MJ Lenderman has a lousy voice. It often cracks mid-syllable, goes off-key, and has a limited range. He’s not much of a guitar player. There is nothing remarkable about the way he accompanies himself. His lyrics often go for the cheap joke over the deep thought and don’t tread beyond the personal. The record’s lo-fi production suggests not much is going on here. Every song on his latest album, Manning Fireworks, kind of sounds the same. So why is this record and Lenderman so damn good? The record and Lenderman kick butt!
That’s one of the wonders of music. It’s not about who has the best voice, nimblest fingers, most beautiful words, etc. It’s how it makes one think and feel. MJ Lenderman creates a bunch of noise that somehow cuts into his listeners’ heads and hearts, even when the songs’ sonics resemble that of the garage band next door, who have just discovered the wonder of amplification and the joy of making up words on the spot.
Lenderman is playful and sincere, so one can never be sure if he’s sarcastic or observant. His earnestness and breezy sense of humor are part of his charm. He knows this and toys with his audience. Consider the meta meaning of lines such as “Please don’t laugh only half of what I said / Was a joke” (“Joker Lips”). The North Carolina singer-songwriter professes honesty and mendacity simultaneously, like a pie in the face or slipping on a banana peel. His disingenuousness is proof of his authenticity. Laugh, clown laugh.
The narrator of the songs on the new album takes funniness seriously. “I’ve lost my sense of humor,” he confesses in the first line of “Bark at the Moon”, a track that compares playing Ozzy Osbourne’s classic heavy metal tune on Guitar Hero to seeing the Mona Lisa. MJ Lenderman means it and raises a good point. What one considers high art comes from the experience of interacting with it. (This is reminiscent of Guy Clark‘s superb “Dublin Blues”, where Clark croons, “I have seen the David, I’ve seen the Mona Lisa too. I have heard Doc Watson play “Columbus Stockade Blues”). One can consider the DaVinci masterpiece and Ozzy’s howling equal in the level of aesthetic pleasure derived. On a different level, one can then interpret the song’s first line differently. Is the whole song a big joke? Maybe—yes and no. Ozzy’s “Howl at the Moon” and the Mona Lisa equivalent ha ha ha. Lenderman’s ten-minute song ends with seven minutes of instrumental clatter via feedback and the electric guitar. He says it all without saying a word.

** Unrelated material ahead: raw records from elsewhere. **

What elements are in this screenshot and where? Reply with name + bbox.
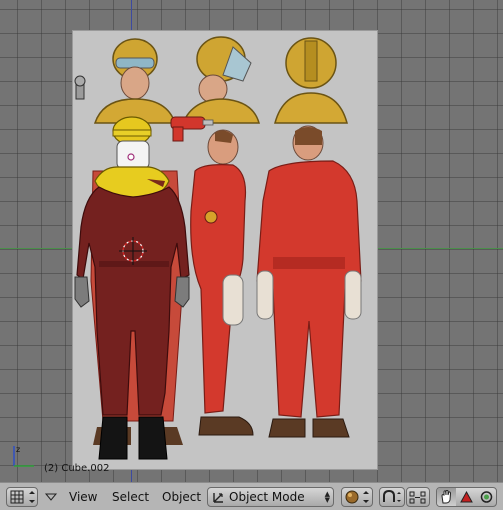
- model-boots: [98, 416, 168, 460]
- mode-select-value: Object Mode: [229, 490, 305, 504]
- draw-type-button[interactable]: [341, 487, 373, 507]
- hand-icon: [441, 490, 452, 504]
- 3d-viewport[interactable]: z (2) Cube.002: [0, 0, 503, 482]
- active-object-label: (2) Cube.002: [44, 463, 110, 474]
- mode-select[interactable]: Object Mode ▲ ▼: [207, 487, 334, 507]
- blender-window: z (2) Cube.002 View Select Object Object…: [0, 0, 503, 510]
- reference-image-sheet: [73, 31, 377, 469]
- object-mode-icon: [213, 493, 223, 503]
- model-body: [76, 186, 190, 416]
- view-snap-icon: [409, 491, 426, 504]
- manipulator-rotate-toggle[interactable]: [457, 488, 476, 506]
- view-snap-button[interactable]: [406, 487, 430, 507]
- grid-icon: [10, 490, 35, 504]
- model-helmet: [112, 116, 152, 170]
- svg-text:z: z: [16, 445, 20, 454]
- select-menu[interactable]: Select: [112, 489, 149, 505]
- character-model[interactable]: [73, 31, 377, 469]
- triangle-icon: [460, 490, 473, 503]
- view-menu[interactable]: View: [69, 489, 97, 505]
- select-arrows-icon: ▲ ▼: [324, 490, 330, 504]
- editor-type-button[interactable]: [6, 487, 38, 507]
- triangle-down-icon[interactable]: [44, 492, 58, 502]
- axis-orientation-gizmo: z: [13, 445, 34, 467]
- pivot-icon: [383, 489, 401, 502]
- 3d-view-header: View Select Object Object Mode ▲ ▼: [0, 482, 503, 510]
- manipulator-scale-toggle[interactable]: [477, 488, 496, 506]
- manipulator-group: [436, 487, 497, 507]
- shaded-sphere-icon: [345, 490, 369, 504]
- object-menu[interactable]: Object: [162, 489, 201, 505]
- circle-icon: [480, 491, 493, 503]
- pivot-button[interactable]: [379, 487, 405, 507]
- manipulator-translate-toggle[interactable]: [437, 488, 456, 506]
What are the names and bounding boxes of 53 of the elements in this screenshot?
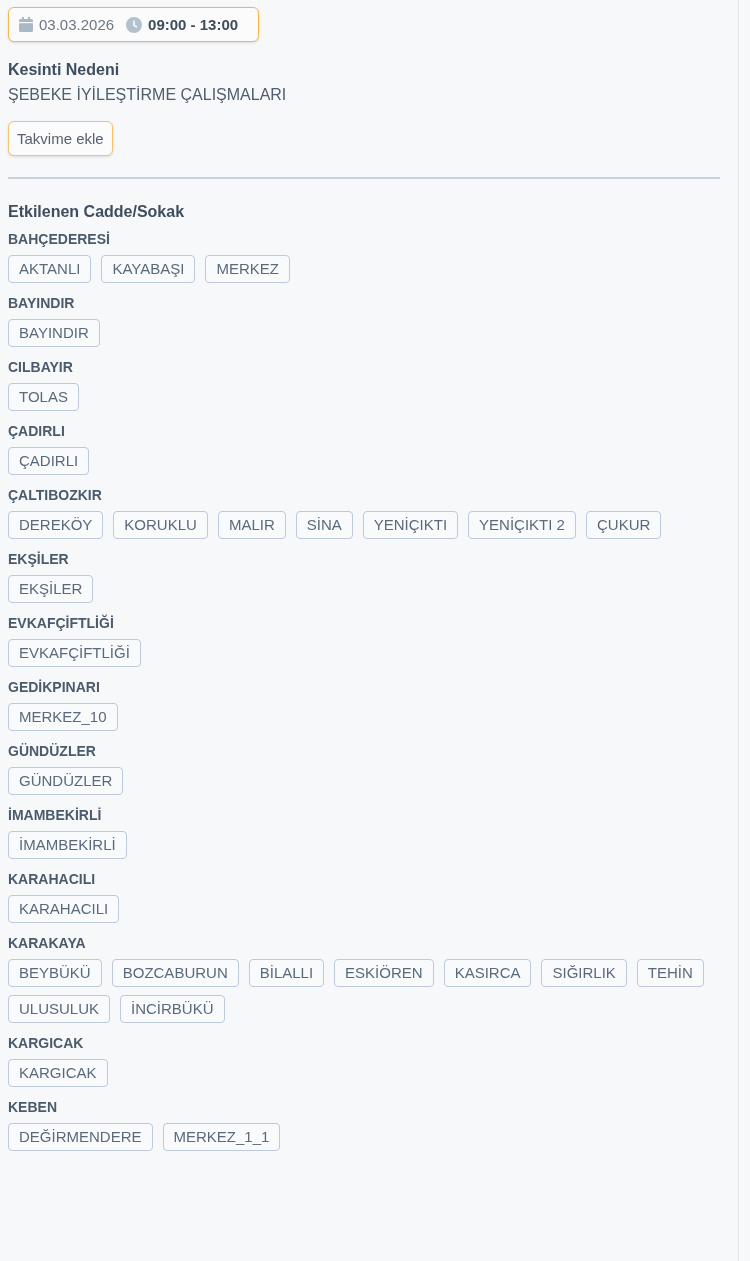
street-tag: KASIRCA xyxy=(443,959,532,987)
district-heading: BAYINDIR xyxy=(8,294,76,312)
district-heading: CILBAYIR xyxy=(8,358,74,376)
district-heading: GEDİKPINARI xyxy=(8,678,101,696)
district-heading: GÜNDÜZLER xyxy=(8,742,97,760)
street-tag: MERKEZ_10 xyxy=(8,703,118,731)
district-heading: KEBEN xyxy=(8,1098,58,1116)
add-to-calendar-button[interactable]: Takvime ekle xyxy=(8,121,113,156)
street-tag: BEYBÜKÜ xyxy=(8,959,102,987)
street-tag: SIĞIRLIK xyxy=(541,959,627,987)
street-tag: TOLAS xyxy=(8,383,79,411)
street-tag: YENİÇIKTI 2 xyxy=(468,511,576,539)
district-heading: ÇADIRLI xyxy=(8,422,66,440)
street-tag: KORUKLU xyxy=(113,511,208,539)
street-tag: EKŞİLER xyxy=(8,575,94,603)
clock-icon xyxy=(126,16,143,33)
street-tag: KARAHACILI xyxy=(8,895,120,923)
district-heading: KARGICAK xyxy=(8,1034,85,1052)
street-tag: BOZCABURUN xyxy=(111,959,239,987)
street-tag: İNCİRBÜKÜ xyxy=(120,995,225,1023)
outage-time: 09:00 - 13:00 xyxy=(148,16,239,33)
street-tag: MERKEZ xyxy=(205,255,290,283)
street-tag: KARGICAK xyxy=(8,1059,108,1087)
street-tag: DEREKÖY xyxy=(8,511,104,539)
section-title: Etkilenen Cadde/Sokak xyxy=(8,202,186,222)
street-tag: GÜNDÜZLER xyxy=(8,767,124,795)
street-tag: YENİÇIKTI xyxy=(362,511,459,539)
calendar-icon xyxy=(19,17,33,32)
street-tag: ÇUKUR xyxy=(585,511,662,539)
street-tag: ESKİÖREN xyxy=(334,959,434,987)
street-tag: KAYABAŞI xyxy=(101,255,196,283)
street-tag: AKTANLI xyxy=(8,255,92,283)
district-heading: KARAKAYA xyxy=(8,934,87,952)
reason-text: ŞEBEKE İYİLEŞTİRME ÇALIŞMALARI xyxy=(8,85,288,105)
street-tag: DEĞİRMENDERE xyxy=(8,1123,153,1151)
district-heading: BAHÇEDERESİ xyxy=(8,230,111,248)
street-tag: MERKEZ_1_1 xyxy=(162,1123,281,1151)
street-tag: BİLALLI xyxy=(248,959,325,987)
district-heading: ÇALTIBOZKIR xyxy=(8,486,103,504)
reason-label: Kesinti Nedeni xyxy=(8,60,121,80)
district-heading: KARAHACILI xyxy=(8,870,97,888)
street-tag: SİNA xyxy=(295,511,353,539)
street-tag: MALIR xyxy=(217,511,286,539)
street-tag: İMAMBEKİRLİ xyxy=(8,831,127,859)
outage-date: 03.03.2026 xyxy=(39,16,115,33)
district-heading: EVKAFÇİFTLİĞİ xyxy=(8,614,115,632)
district-heading: EKŞİLER xyxy=(8,550,70,568)
street-tag: EVKAFÇİFTLİĞİ xyxy=(8,639,141,667)
street-tag: TEHİN xyxy=(636,959,704,987)
street-tag: BAYINDIR xyxy=(8,319,100,347)
district-heading: İMAMBEKİRLİ xyxy=(8,806,103,824)
street-tag: ÇADIRLI xyxy=(8,447,90,475)
street-tag: ULUSULUK xyxy=(8,995,111,1023)
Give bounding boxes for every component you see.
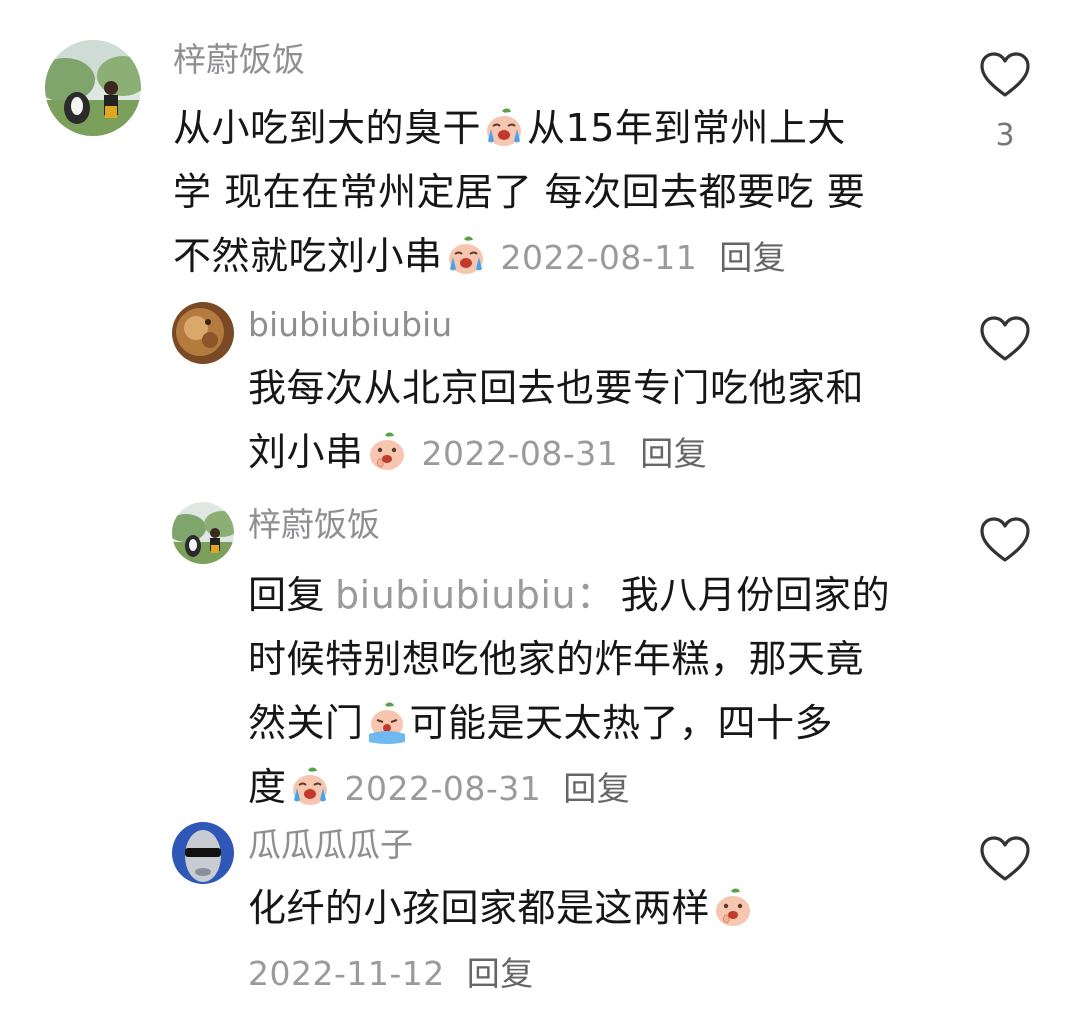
crying-peach-emoji: [482, 105, 526, 149]
text-segment: 从小吃到大的臭干: [173, 106, 482, 150]
comment-text: 我每次从北京回去也要专门吃他家和 刘小串 2022-08-31 回复: [248, 356, 864, 486]
reply-button[interactable]: 回复: [640, 434, 707, 473]
comment-date: 2022-11-12: [248, 954, 445, 993]
avatar[interactable]: [45, 40, 141, 136]
comment-date: 2022-08-31: [421, 434, 619, 473]
laughing-peach-emoji: [711, 885, 755, 929]
sobbing-peach-emoji: [365, 700, 409, 744]
heart-outline-icon[interactable]: [977, 513, 1033, 569]
avatar[interactable]: [172, 822, 234, 884]
crying-peach-emoji: [444, 233, 488, 277]
text-segment: 我八月份回家的: [620, 573, 891, 617]
comment-username[interactable]: biubiubiubiu: [248, 305, 452, 345]
text-segment: 不然就吃刘小串: [173, 234, 443, 278]
reply-button[interactable]: 回复: [467, 954, 534, 993]
comment-date: 2022-08-11: [500, 238, 698, 277]
comment-text: 回复 biubiubiubiu： 我八月份回家的 时候特别想吃他家的炸年糕，那天竟 …: [248, 563, 890, 821]
avatar[interactable]: [172, 502, 234, 564]
heart-outline-icon[interactable]: [977, 312, 1033, 368]
comment-username[interactable]: 瓜瓜瓜瓜子: [248, 825, 413, 865]
comment-username[interactable]: 梓蔚饭饭: [173, 40, 305, 80]
comment-text: 从小吃到大的臭干 从15年到常州上大 学 现在在常州定居了 每次回去都要吃 要 不…: [173, 96, 865, 290]
text-segment: 然关门: [248, 701, 364, 745]
text-line: 我每次从北京回去也要专门吃他家和: [248, 366, 865, 410]
heart-outline-icon[interactable]: [977, 832, 1033, 888]
laughing-peach-emoji: [365, 429, 409, 473]
crying-peach-emoji: [288, 764, 332, 808]
text-segment: 刘小串: [248, 430, 364, 474]
text-segment: 度: [248, 765, 287, 809]
comment-meta: 2022-11-12 回复: [248, 940, 534, 1006]
text-line: 学 现在在常州定居了 每次回去都要吃 要: [173, 170, 866, 214]
reply-button[interactable]: 回复: [719, 238, 786, 277]
text-line: 时候特别想吃他家的炸年糕，那天竟: [248, 637, 865, 681]
text-segment: 可能是天太热了，四十多: [409, 701, 834, 745]
like-count: 3: [995, 118, 1015, 153]
reply-button[interactable]: 回复: [563, 769, 630, 808]
reply-prefix: 回复: [248, 573, 326, 617]
text-segment: 化纤的小孩回家都是这两样: [248, 886, 711, 930]
comment-date: 2022-08-31: [344, 769, 542, 808]
comment-text: 化纤的小孩回家都是这两样: [248, 876, 756, 940]
mention-link[interactable]: biubiubiubiu：: [335, 573, 615, 617]
text-segment: 从15年到常州上大: [527, 106, 846, 150]
heart-outline-icon[interactable]: [977, 48, 1033, 104]
avatar[interactable]: [172, 302, 234, 364]
comment-username[interactable]: 梓蔚饭饭: [248, 505, 380, 545]
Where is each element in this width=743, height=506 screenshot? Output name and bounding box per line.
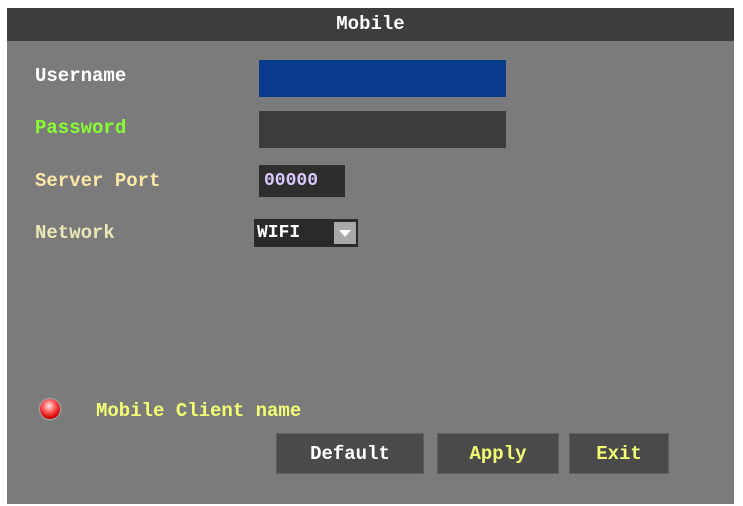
network-select[interactable]: WIFI <box>254 219 358 247</box>
red-circle-icon <box>40 399 60 419</box>
default-button[interactable]: Default <box>276 433 424 474</box>
apply-button[interactable]: Apply <box>437 433 559 474</box>
mobile-client-name: Mobile Client name <box>96 400 302 422</box>
network-label: Network <box>35 222 115 244</box>
exit-button[interactable]: Exit <box>569 433 669 474</box>
server-port-label: Server Port <box>35 170 161 192</box>
password-label: Password <box>35 117 127 139</box>
window-title: Mobile <box>7 8 734 41</box>
mobile-settings-window: Mobile Username Password Server Port 000… <box>7 8 734 504</box>
network-selected-value: WIFI <box>257 223 301 243</box>
username-label: Username <box>35 65 127 87</box>
chevron-down-icon[interactable] <box>334 222 356 244</box>
username-field[interactable] <box>259 60 506 97</box>
server-port-field[interactable]: 00000 <box>259 165 345 197</box>
password-field[interactable] <box>259 111 506 148</box>
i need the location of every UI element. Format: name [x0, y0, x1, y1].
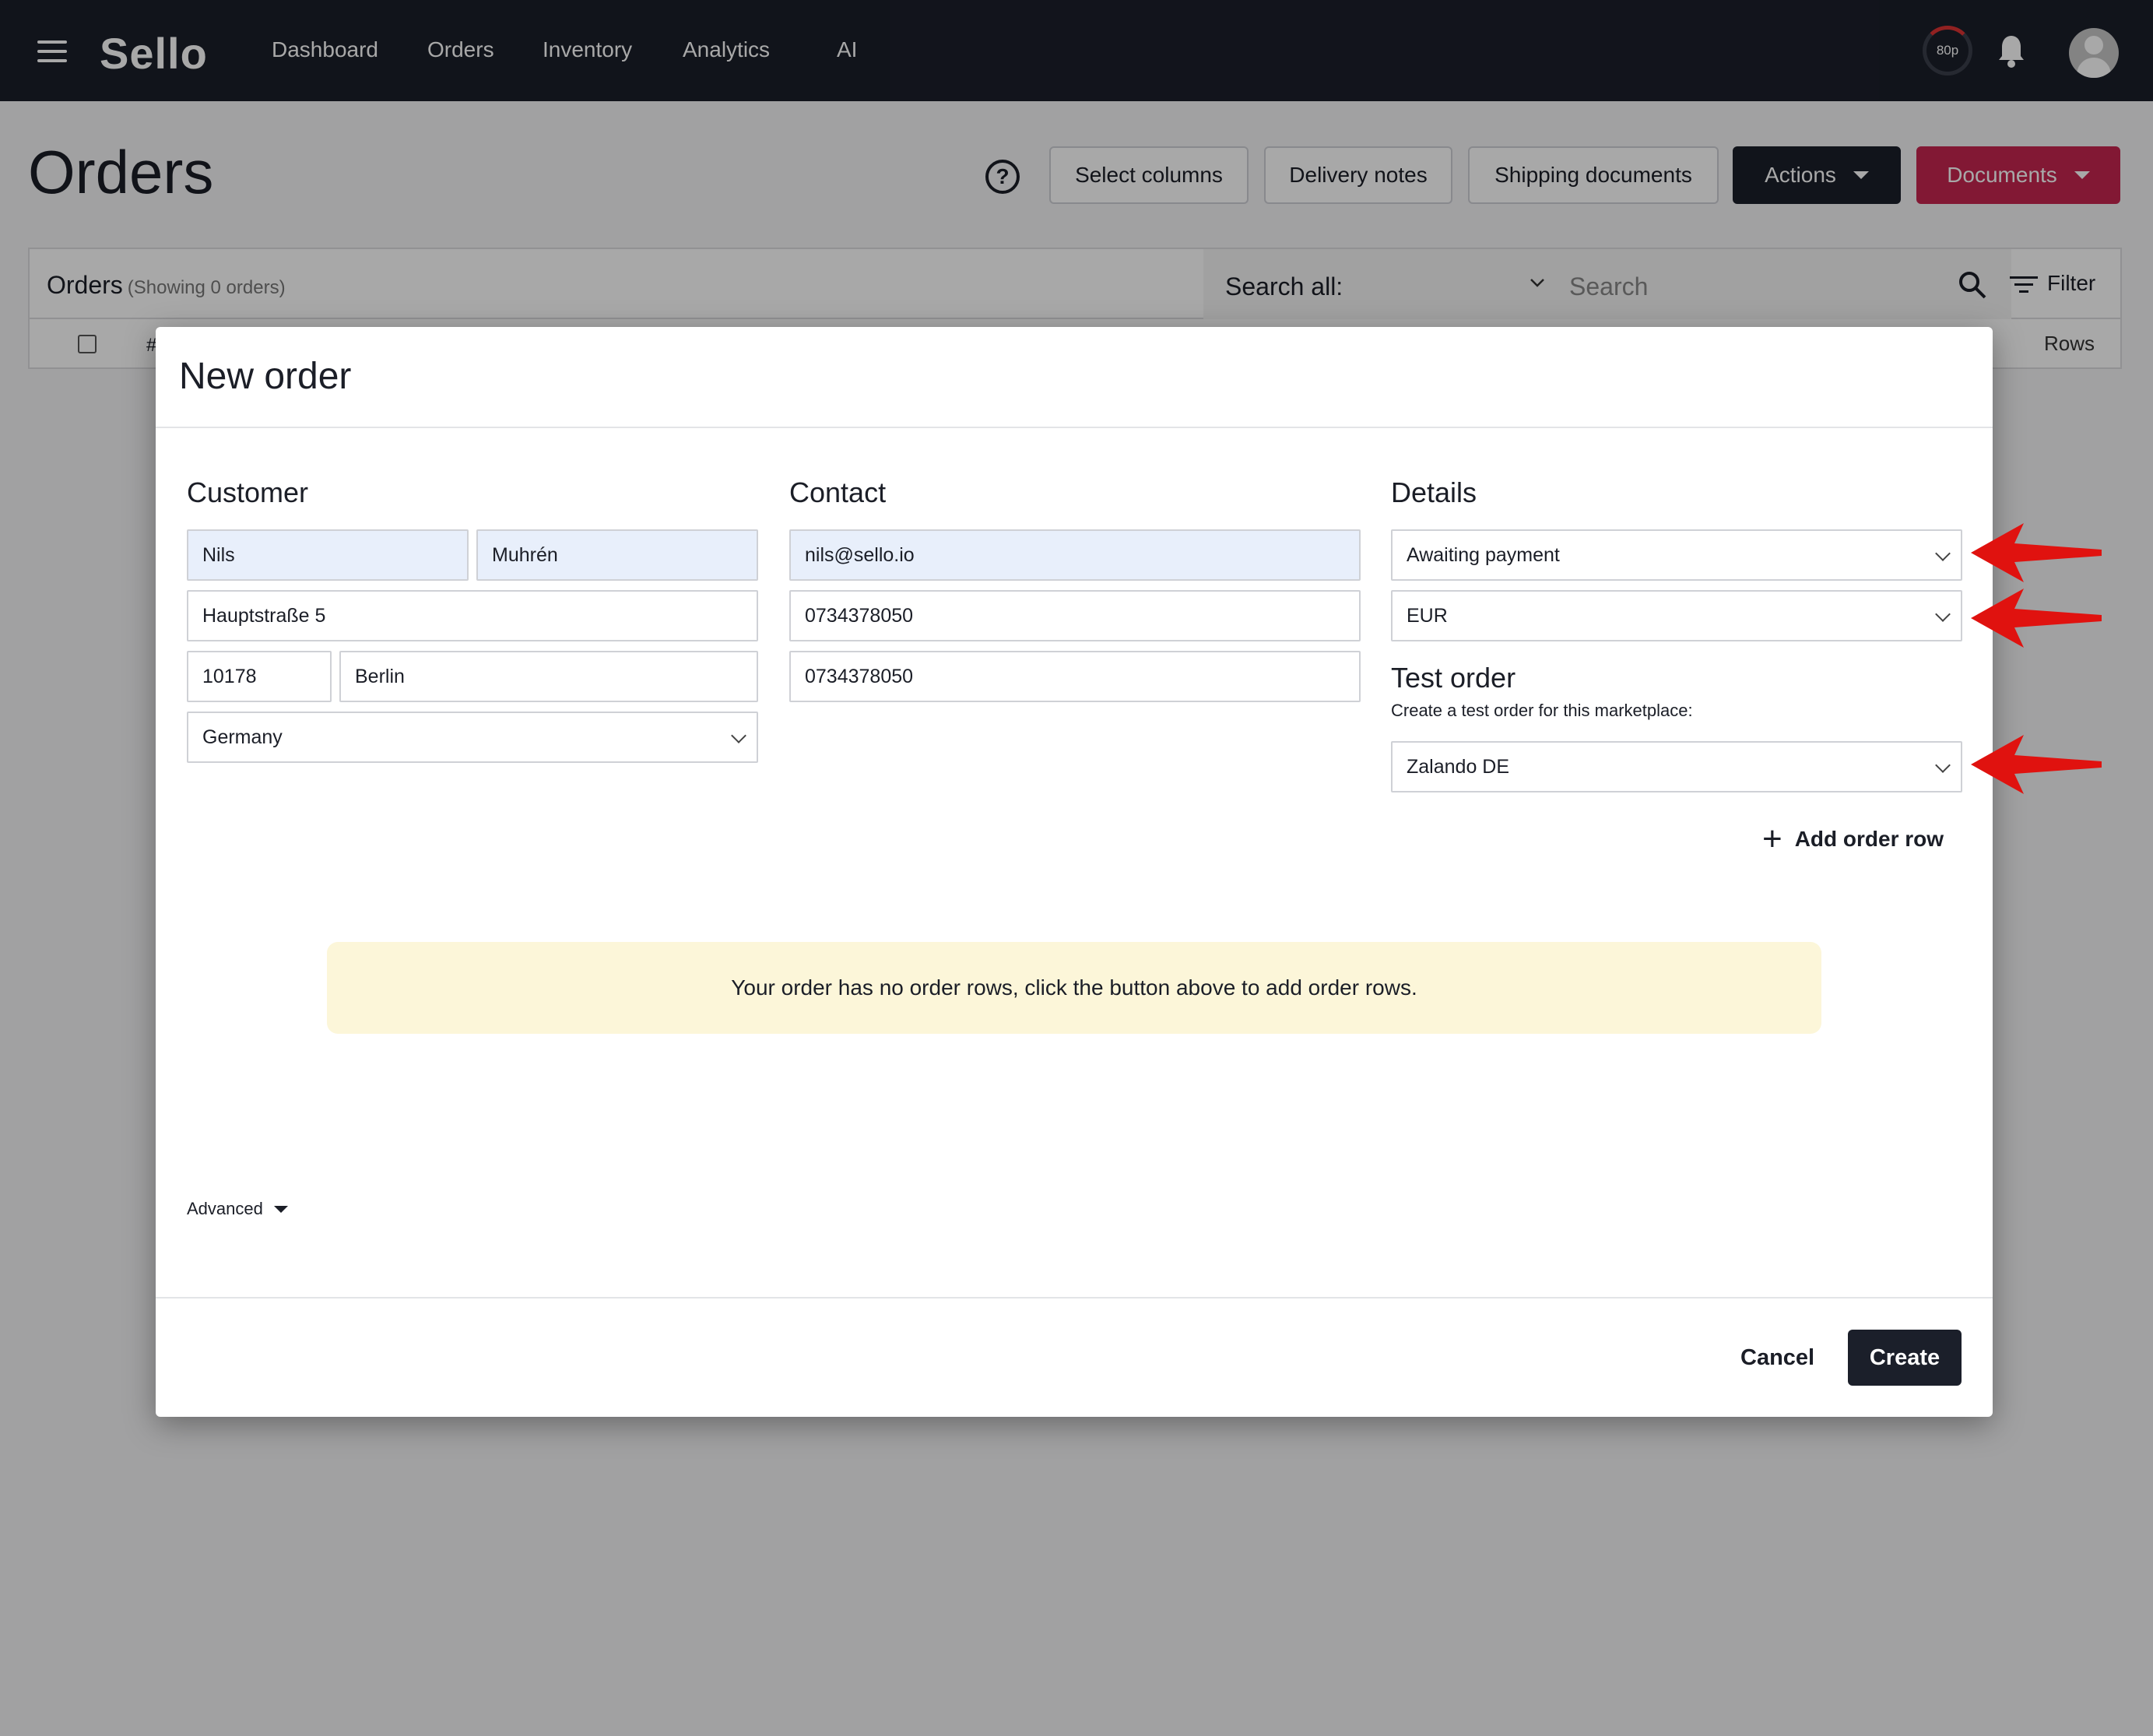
- order-status-value: Awaiting payment: [1407, 543, 1560, 566]
- empty-order-rows-notice: Your order has no order rows, click the …: [327, 942, 1821, 1034]
- marketplace-select[interactable]: Zalando DE: [1391, 741, 1962, 792]
- details-section-title: Details: [1391, 476, 1477, 508]
- city-field[interactable]: Berlin: [339, 651, 758, 702]
- modal-title: New order: [179, 356, 352, 397]
- test-order-title: Test order: [1391, 662, 1516, 694]
- caret-down-icon: [273, 1205, 288, 1213]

Lenderman wrote all the songs, but he’s not alone on the record. He not only plays lead guitar, but he also plays most of the instruments, including organ, bass, drums, and drones. To accent the material, Lenderman is joined on various tracks by several musicians on different instruments, including trumpet, clarinet, bass, piano, mellotron, upright bass, pedal steel, and such. For example, Xandy Chalmis’ pedal steel turns “Wristwatch” into a Neil Young/Ben Keith-style country rock dirge. The twangy sound of the strings adds a comic element to a song that starts, “So you think I have a funny face, it makes me money.” It’s the one-liners like this that capture one’s attention.
Consider tropes such as “We sat under a half-mast McDonald’s flag”, “How many roads must a man walk down before he learns he’s just a jerk”, “I had a thought, but I forgot” that make one say “huh”. The lines aren’t heavy as much as they are koans that don’t mean as much as they do by illuminating by being confusing (why would a McDonald’s flag fly at half-mast—did a fast-food employee die?). Who knows, or more precisely, who cares? MJ Lenderman suggests that everything matters, and so what if it did? So send up the fireworks and celebrate.